AT512226B1 - ADERLASS ADEL - Google Patents

Abstract

Artery needle (1), comprising a first end (2) and a second end and extending between the two ends along the longitudinal axis of the needle cavity (6), which opens as a needle channel at both ends of the needle in each case an opening. The needle channel (6) has a variable diameter, which passes through a minimum value (d2) between the two openings. In addition, the needle has a remanent magnetization, which is aligned substantially in the longitudinal direction of the needle, has a maximum in a central region of the needle and decreases towards the two ends.

Description

Austrian Patent Office AT512 226 B1 2013-09-15

description

ADLER LEAD AND ADERLASS SYSTEM

The invention relates to a bloodletting needle having a first and a second end and a needle channel, namely a running between the two ends along the longitudinal axis of the needle cavity which opens at both ends of the needle in each case an opening, wherein the first Beveled end of the needle, so that this skew forms a needle tip, wherein the needle channel has a variable diameter, which passes through a minimum value between the two openings. Moreover, the invention relates to a bloodletting system containing this needle.

In a blood letting the patient from a blood vessel - usually from a vein, usually in the elbow - removed. For this purpose, the blood vessel is opened, in particular by piercing with a hollow needle, which is recommended for reasons of hygiene and better handling of the bloodletting process and faster healing of the puncture wound. With the tip of the needle, the blood vessel is punctured; The blood flows through the hollow needle and can be collected at the end or at the end of a tube connected to the needle. The collected blood can then be used for diagnostic or other purposes.

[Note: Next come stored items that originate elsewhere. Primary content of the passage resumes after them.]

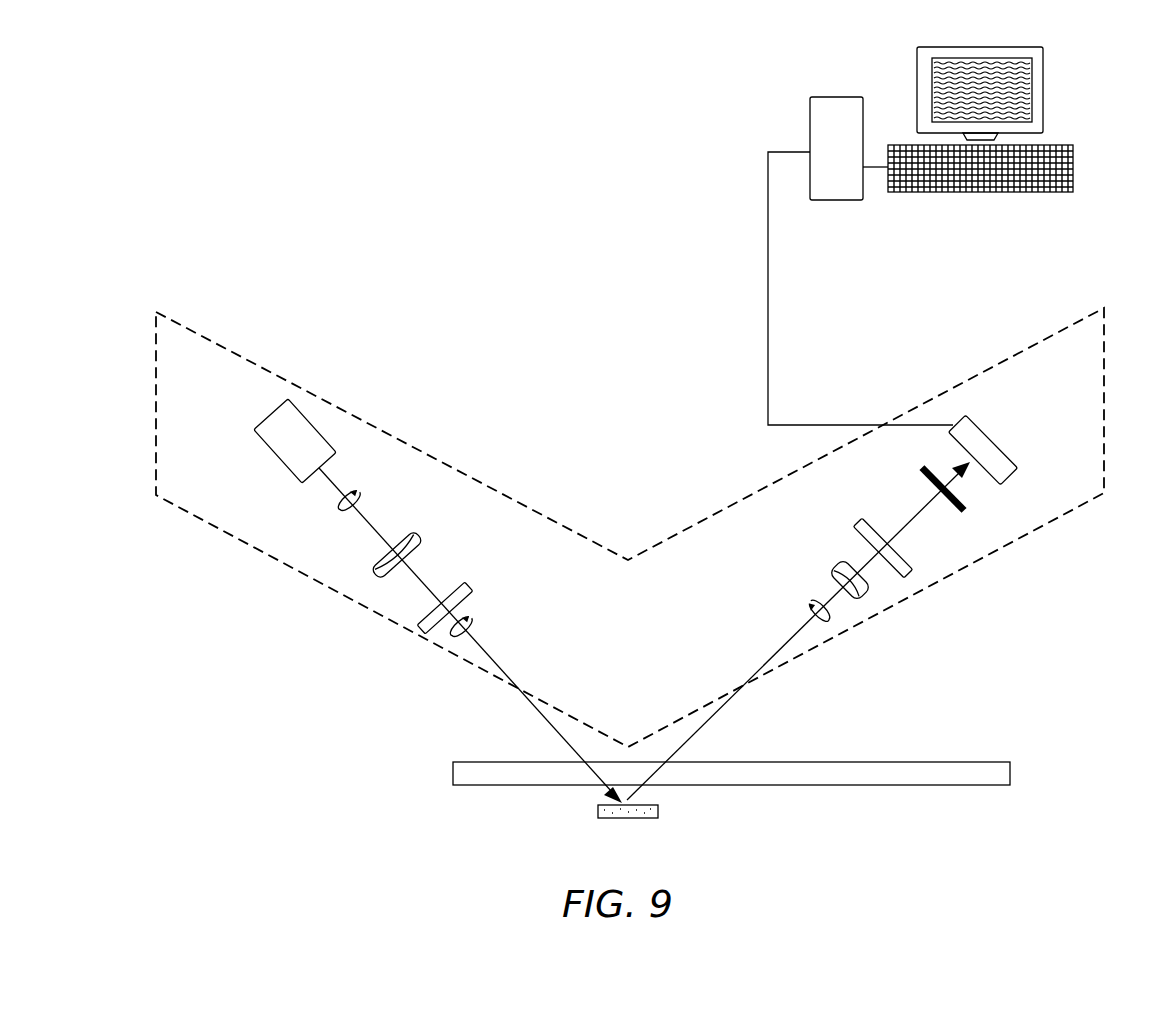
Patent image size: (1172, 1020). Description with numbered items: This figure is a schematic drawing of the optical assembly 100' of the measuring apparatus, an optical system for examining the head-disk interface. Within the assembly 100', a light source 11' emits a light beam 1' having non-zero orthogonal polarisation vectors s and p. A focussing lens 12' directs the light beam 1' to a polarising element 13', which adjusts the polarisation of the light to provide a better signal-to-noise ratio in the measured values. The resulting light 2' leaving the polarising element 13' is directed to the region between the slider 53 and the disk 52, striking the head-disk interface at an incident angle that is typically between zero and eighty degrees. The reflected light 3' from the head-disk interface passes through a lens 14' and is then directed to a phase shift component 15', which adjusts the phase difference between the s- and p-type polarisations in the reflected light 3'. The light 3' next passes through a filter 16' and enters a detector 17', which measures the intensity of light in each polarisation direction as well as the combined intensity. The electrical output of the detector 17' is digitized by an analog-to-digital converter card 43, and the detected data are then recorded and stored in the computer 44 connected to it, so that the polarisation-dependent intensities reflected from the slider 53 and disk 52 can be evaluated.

The optical assembly 100' is at (617, 489).
The light source 11' is at (275, 441).
The light beam 1' is at (367, 483).
The focussing lens 12' is at (419, 534).
The polarising element 13' is at (469, 589).
The resulting light 2' is at (485, 615).
The reflected light 3' is at (799, 602).
The lens 14' is at (827, 569).
The phase shift component 15' is at (864, 533).
The filter 16' is at (970, 503).
The detector 17' is at (1004, 450).
The analog-to-digital converter 43 is at (830, 201).
The computer 44 is at (995, 192).
The disk 52 is at (925, 762).
The slider 53 is at (650, 818).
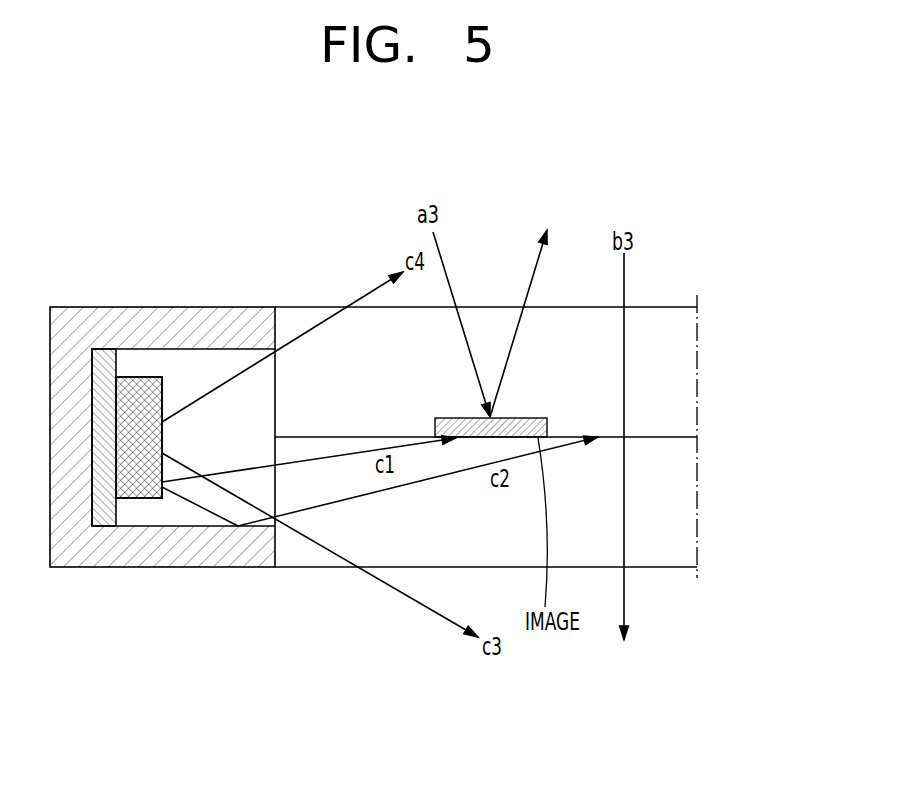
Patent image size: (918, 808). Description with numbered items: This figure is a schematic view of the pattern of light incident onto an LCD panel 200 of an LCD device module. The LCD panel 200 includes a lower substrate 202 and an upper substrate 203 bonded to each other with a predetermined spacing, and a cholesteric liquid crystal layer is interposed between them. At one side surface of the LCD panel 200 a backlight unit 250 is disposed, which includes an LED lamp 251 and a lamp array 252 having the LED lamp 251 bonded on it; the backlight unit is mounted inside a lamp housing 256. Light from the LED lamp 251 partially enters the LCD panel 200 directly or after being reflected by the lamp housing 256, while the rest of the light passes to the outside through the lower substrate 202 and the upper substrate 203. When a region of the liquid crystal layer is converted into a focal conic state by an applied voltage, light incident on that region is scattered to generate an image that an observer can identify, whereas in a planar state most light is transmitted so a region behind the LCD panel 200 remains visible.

The LCD panel 200 is at (549, 436).
The lower substrate 202 is at (522, 510).
The upper substrate 203 is at (690, 397).
The optical sensor module 250 is at (162, 502).
The LED lamp 251 is at (143, 490).
The lamp array 252 is at (104, 510).
The lamp housing 256 is at (207, 553).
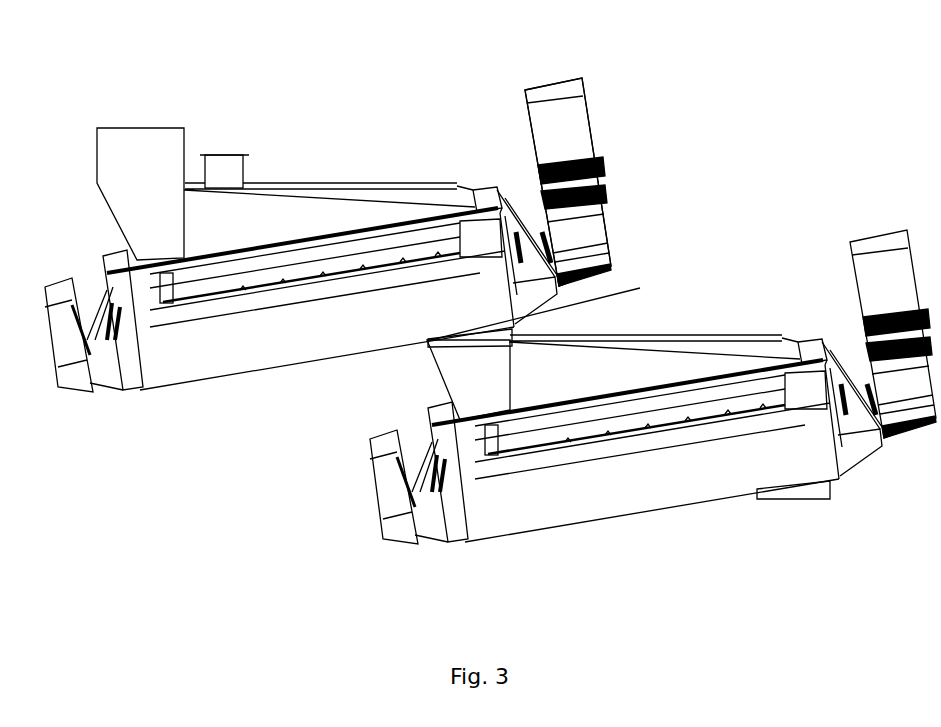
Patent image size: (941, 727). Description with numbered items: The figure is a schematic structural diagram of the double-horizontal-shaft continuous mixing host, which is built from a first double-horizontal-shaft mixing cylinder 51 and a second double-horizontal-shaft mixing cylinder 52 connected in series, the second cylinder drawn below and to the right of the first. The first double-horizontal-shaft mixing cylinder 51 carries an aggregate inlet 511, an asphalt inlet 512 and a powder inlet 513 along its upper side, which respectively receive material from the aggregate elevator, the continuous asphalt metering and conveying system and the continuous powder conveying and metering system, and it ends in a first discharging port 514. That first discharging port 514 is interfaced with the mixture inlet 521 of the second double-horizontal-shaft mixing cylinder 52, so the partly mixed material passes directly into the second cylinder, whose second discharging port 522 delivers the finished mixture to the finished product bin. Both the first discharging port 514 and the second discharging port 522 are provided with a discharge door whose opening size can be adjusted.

The first double-horizontal-shaft mixing cylinder 51 is at (263, 369).
The aggregate inlet 511 is at (140, 150).
The asphalt inlet 512 is at (222, 172).
The powder inlet 513 is at (358, 183).
The first discharging port 514 is at (480, 337).
The second double-horizontal-shaft mixing cylinder 52 is at (620, 519).
The mixture inlet 521 is at (472, 368).
The second discharging port 522 is at (793, 490).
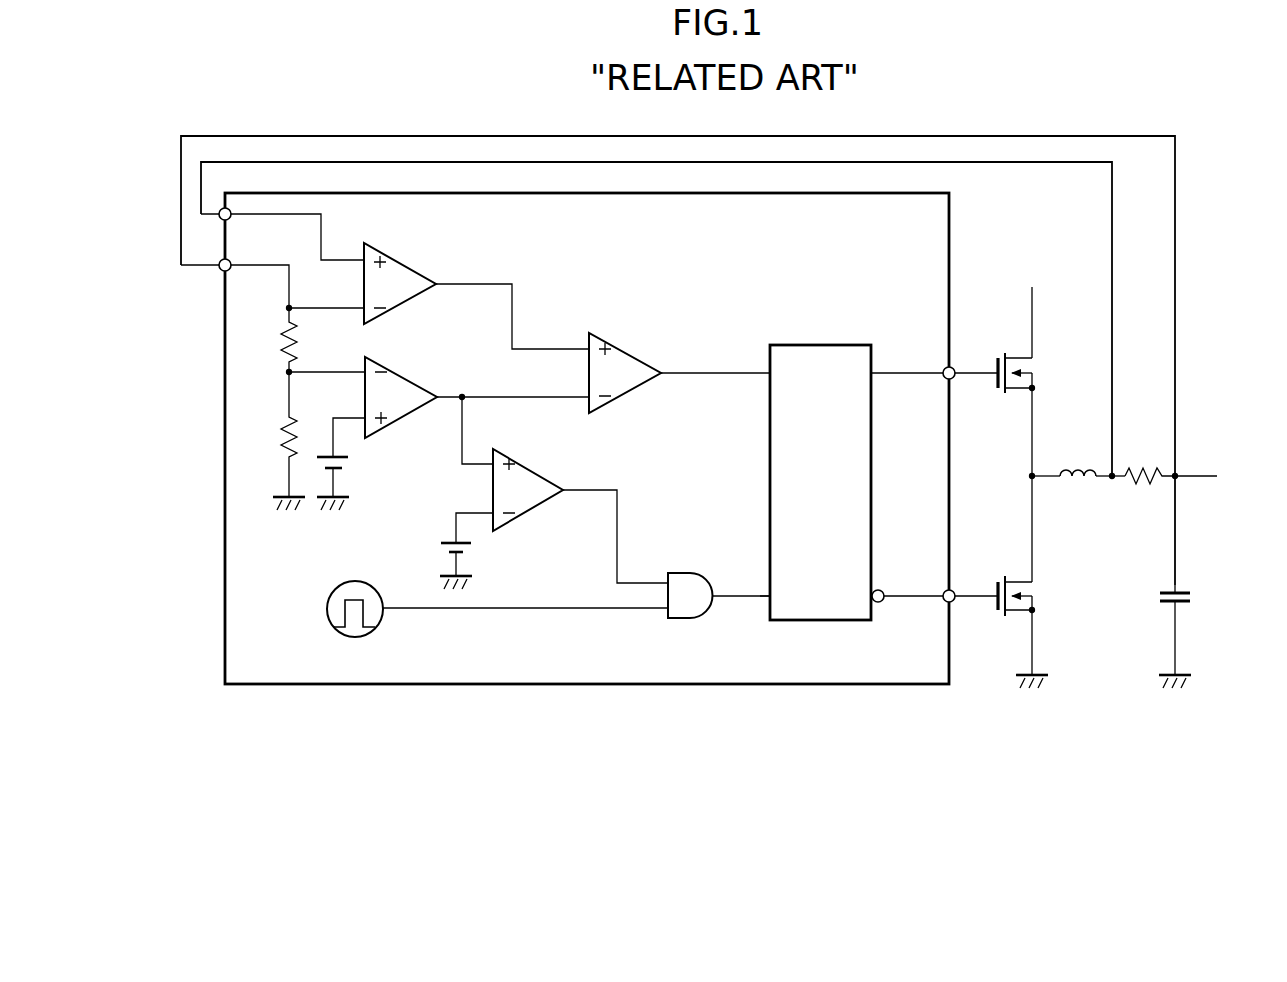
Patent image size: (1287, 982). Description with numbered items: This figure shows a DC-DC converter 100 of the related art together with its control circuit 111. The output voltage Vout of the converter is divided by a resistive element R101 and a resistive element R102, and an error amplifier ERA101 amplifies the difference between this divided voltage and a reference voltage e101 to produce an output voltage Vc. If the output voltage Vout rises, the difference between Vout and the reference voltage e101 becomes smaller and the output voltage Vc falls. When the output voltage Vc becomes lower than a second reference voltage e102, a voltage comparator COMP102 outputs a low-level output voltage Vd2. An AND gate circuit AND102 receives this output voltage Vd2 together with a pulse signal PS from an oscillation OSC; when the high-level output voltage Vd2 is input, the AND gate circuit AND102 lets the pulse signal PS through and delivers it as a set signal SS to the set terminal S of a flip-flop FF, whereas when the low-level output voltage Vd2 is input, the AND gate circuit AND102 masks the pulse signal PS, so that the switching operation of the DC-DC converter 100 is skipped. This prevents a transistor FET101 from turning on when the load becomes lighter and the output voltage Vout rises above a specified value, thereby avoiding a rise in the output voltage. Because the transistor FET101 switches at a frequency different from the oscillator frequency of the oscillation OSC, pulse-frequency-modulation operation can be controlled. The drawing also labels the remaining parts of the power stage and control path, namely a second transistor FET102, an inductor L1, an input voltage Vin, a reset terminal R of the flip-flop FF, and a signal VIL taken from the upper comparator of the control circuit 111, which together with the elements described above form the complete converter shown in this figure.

The DC-DC converter 100 is at (1080, 111).
The control circuit 111 is at (951, 222).
The resistive element R101 is at (278, 340).
The resistive element R102 is at (276, 436).
The error amplifier ERA101 is at (426, 355).
The reference voltage e101 is at (362, 464).
The reference voltage e102 is at (485, 551).
The voltage comparator COMP102 is at (547, 447).
The AND gate circuit AND102 is at (687, 572).
The oscillation OSC is at (327, 609).
The flip-flop FF is at (822, 622).
The transistor FET101 is at (1035, 369).
The synchronous rectification transistor FET102 is at (1057, 632).
The inductor L1 is at (1078, 458).
The comparison signal VIL is at (476, 296).
The output voltage Vc is at (509, 418).
The output voltage Vd2 is at (615, 523).
The pulse signal PS is at (525, 622).
The set signal SS is at (741, 609).
The reset input R is at (679, 373).
The set terminal S is at (759, 582).
The input voltage Vin is at (1033, 309).
The output voltage Vout is at (1196, 577).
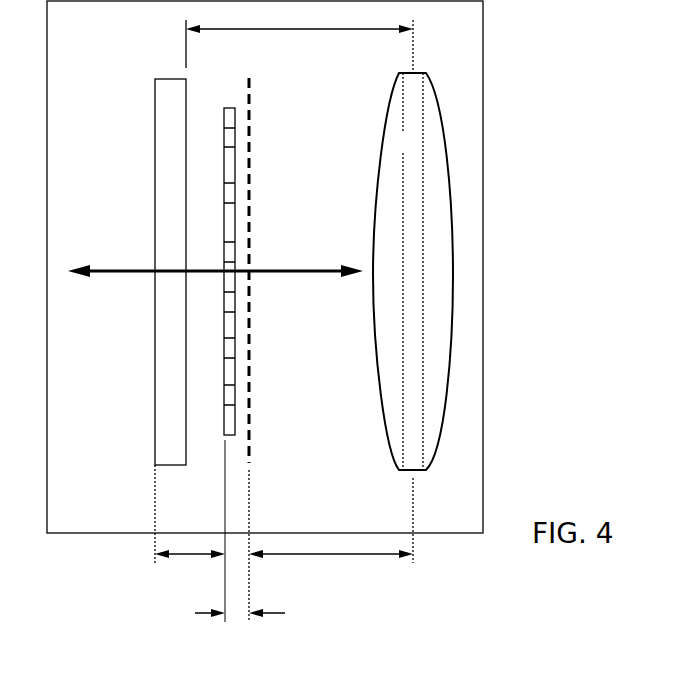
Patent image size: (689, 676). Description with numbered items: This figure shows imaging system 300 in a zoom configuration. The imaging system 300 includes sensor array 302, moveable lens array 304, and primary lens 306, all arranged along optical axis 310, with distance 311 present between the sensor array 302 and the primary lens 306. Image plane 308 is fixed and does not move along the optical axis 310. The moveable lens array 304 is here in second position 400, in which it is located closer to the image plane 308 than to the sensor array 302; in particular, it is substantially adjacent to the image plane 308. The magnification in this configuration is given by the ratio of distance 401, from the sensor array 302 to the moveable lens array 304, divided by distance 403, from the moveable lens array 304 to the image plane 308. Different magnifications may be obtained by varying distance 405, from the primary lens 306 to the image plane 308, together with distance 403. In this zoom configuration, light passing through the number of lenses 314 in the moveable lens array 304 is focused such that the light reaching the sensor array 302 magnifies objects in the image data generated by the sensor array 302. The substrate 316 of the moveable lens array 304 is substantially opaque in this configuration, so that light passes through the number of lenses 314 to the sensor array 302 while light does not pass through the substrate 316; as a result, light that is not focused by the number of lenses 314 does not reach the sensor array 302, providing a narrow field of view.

The imaging system 300 is at (486, 157).
The sensor array 302 is at (155, 188).
The moveable lens array 304 is at (230, 106).
The primary lens 306 is at (372, 313).
The image plane 308 is at (253, 108).
The optical axis 310 is at (127, 275).
The distance 311 is at (330, 32).
The number of lenses 314 is at (258, 197).
The substrate 316 is at (237, 169).
The second position 400 is at (256, 472).
The distance 401 is at (190, 556).
The distance 403 is at (207, 614).
The distance 405 is at (332, 557).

In the Hildegardmedizin, for example, in the book "The Hildegard bloodletting " (Licht-Quantum-Verlag, March 2004) of the applicant, a special bloodletting method is described. This allows the separation of thrombosis-prone, thick blood from the valuable, thin, oxygen-rich blood. However, this is only possible if the blood can flow without turbulence, without congestion and turbulence. The medical Hildegard writings say that this can only be achieved by incising the vein. When using conventional needles, however, there is turbulence and dissipation of mixed blood (Mischblauseitung), which on the one hand cause unfavorable physiological effects and on the other hand complicate the diagnosis or even thwart.

Needles for medical purposes with a magnetization are described in US Patents US 4,508,119 and US 5,894,015 and in the publication WO 02/40087 A1. Further needle constructions emerge from EP 2 149 383 A1 and DE 10 2005 027 147 A1.

It is therefore an object of the subject invention to improve the implementation of a bloodletting by means of a needle, which ensures a laminar flow of the derived blood, possibly along the entire path of the blood collection.

This object is achieved on the basis of a needle of the type described above, in which according to the invention the needle has a remanent magnetization; the remanent magnetization is substantially aligned (i.e., with respect to its major component) in the longitudinal direction of the needle, with the remanent magnetization maximizing in a central region of the needle and decreasing towards both ends. Likewise, the object is achieved by a bloodletting system, which includes a bloodletting needle of the type mentioned and a hose connected thereto.

This solution according to the invention provides a bloodletting needle, namely a needle for performing a bloodletting, and a bloodletting needle / tube system, wherein the bloodletting needle is combined with a specially designed tube for connection to the needle. The bloodletting needle / tube system is called here shortly Aderlasssystem, and the Aderlassnadel invention also laminar needle. By the already mentioned and discussed below properties of the needle or Aderlasssystems is avoided that occur during the bloodletting as well as when collecting the blood removed turbulence. This favors desired physiological effects in the patient and also allows a more differentiated diagnosis based on the derived blood. The remanent magnetization is favorable for a positive influencing of the flow behavior of the blood, particularly in the case of the ATP12226B1 2013-09-15.

In order to suppress the occurrence of turbulence, also an inner coating of the cavity with a smooth surface is low. The inner coating may in particular consist of a silicone-based plastic. A particularly reliable laminar flow also results if the length and the inner diameter of the needle in a ratio of about 41: 1 to each other.

This inner coating can be suitably used to realize the variable inside diameter of the invention over a variable thickness of the coating. In particular, the variable thickness between the two openings can pass through a maximum value, so that the variable diameter of the needle channel is due to the variable thickness of the inner coating.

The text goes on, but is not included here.